Now the Metro is changing this to an extent. When I wrote this post in 2008, it seemed like the construction would go on forever and we’d never get to see actual trains (all we saw then were hordes of solemn-faced, helmeted men wandering about our park with giant measuring instruments, occasionally visiting houses to take photos of every crack on every wall so we couldn’t subsequently blame the damage on the vibrations). But it’s all in working order now, and a huge convenience – these days I sometimes find an excuse to get out for a while even if I don’t strictly have to.

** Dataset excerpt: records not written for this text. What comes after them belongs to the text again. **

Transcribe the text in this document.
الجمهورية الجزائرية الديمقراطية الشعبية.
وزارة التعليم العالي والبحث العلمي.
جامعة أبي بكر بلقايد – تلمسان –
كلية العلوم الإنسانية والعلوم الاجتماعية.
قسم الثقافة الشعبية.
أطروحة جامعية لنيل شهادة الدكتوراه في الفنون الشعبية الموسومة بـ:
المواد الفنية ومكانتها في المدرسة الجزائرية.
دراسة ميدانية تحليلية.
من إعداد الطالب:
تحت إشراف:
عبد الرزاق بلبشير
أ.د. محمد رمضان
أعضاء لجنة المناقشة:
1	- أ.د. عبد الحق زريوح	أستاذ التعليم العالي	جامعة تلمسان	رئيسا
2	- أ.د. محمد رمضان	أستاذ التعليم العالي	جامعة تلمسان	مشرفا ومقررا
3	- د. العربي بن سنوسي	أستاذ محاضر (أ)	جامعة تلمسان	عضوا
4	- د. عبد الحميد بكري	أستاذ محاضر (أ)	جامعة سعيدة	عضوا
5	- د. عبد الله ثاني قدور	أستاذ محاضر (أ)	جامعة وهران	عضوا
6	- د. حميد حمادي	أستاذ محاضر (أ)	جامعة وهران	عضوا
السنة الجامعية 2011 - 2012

The initial sense of well-being comes from the fortunate location of the two Yellow Line stations in the Saket area. The so-called Malviya Nagar station is a minute’s walk from my mother’s flat where I lived for over 20 years (and where I still spend most of my working day), while the Saket station is a minute’s walk from our other flat. This makes the decision to travel by train a straightforward one. If I have to go to Connaught Place or even somewhere closer like Green Park or Dilli Haat (right next to the INA station), it’s a no-brainer. In the winter months, it's a comfortable 2-km walk from the Jor Bagh station to Khan Market or the India Habitat Centre (where the Penguin Spring Fever fest is starting today) or the Alliance Francaise (where I was in conversation with Namita Gokhale yesterday).
The stations are spacious and (at this point anyway) clean, and the trains run smoothly most of the time; so far I’ve found an empty seat on only two occasions, but standing isn’t a problem for a trip that takes 20-25 minutes at most. If I had to nitpick, I’d say that travelling on the Saket-Rajiv Chowk route can be monotonous – the entire line is underground, nothing to see outside the windows, and reading isn’t really an option if you’re standing and the train is crowded. (The journey in the opposite direction to Gurgaon – with the line elevating as it approaches Qutab Minar – is pleasanter.)
But on the whole - massively empowering. I can think of only one possible improvement: given that a section of the Malviya Nagar station is located directly under our house, it would be most useful if we could get digging rights and install a sliding pole that would take me directly from my room to the platform a few metres beneath (like Groucho shinning down the fire pole into the ballroom in Duck Soup). But that’s the lazy, mollycoddled, freelancing homebody talking again, and you’re free to ignore anything he says.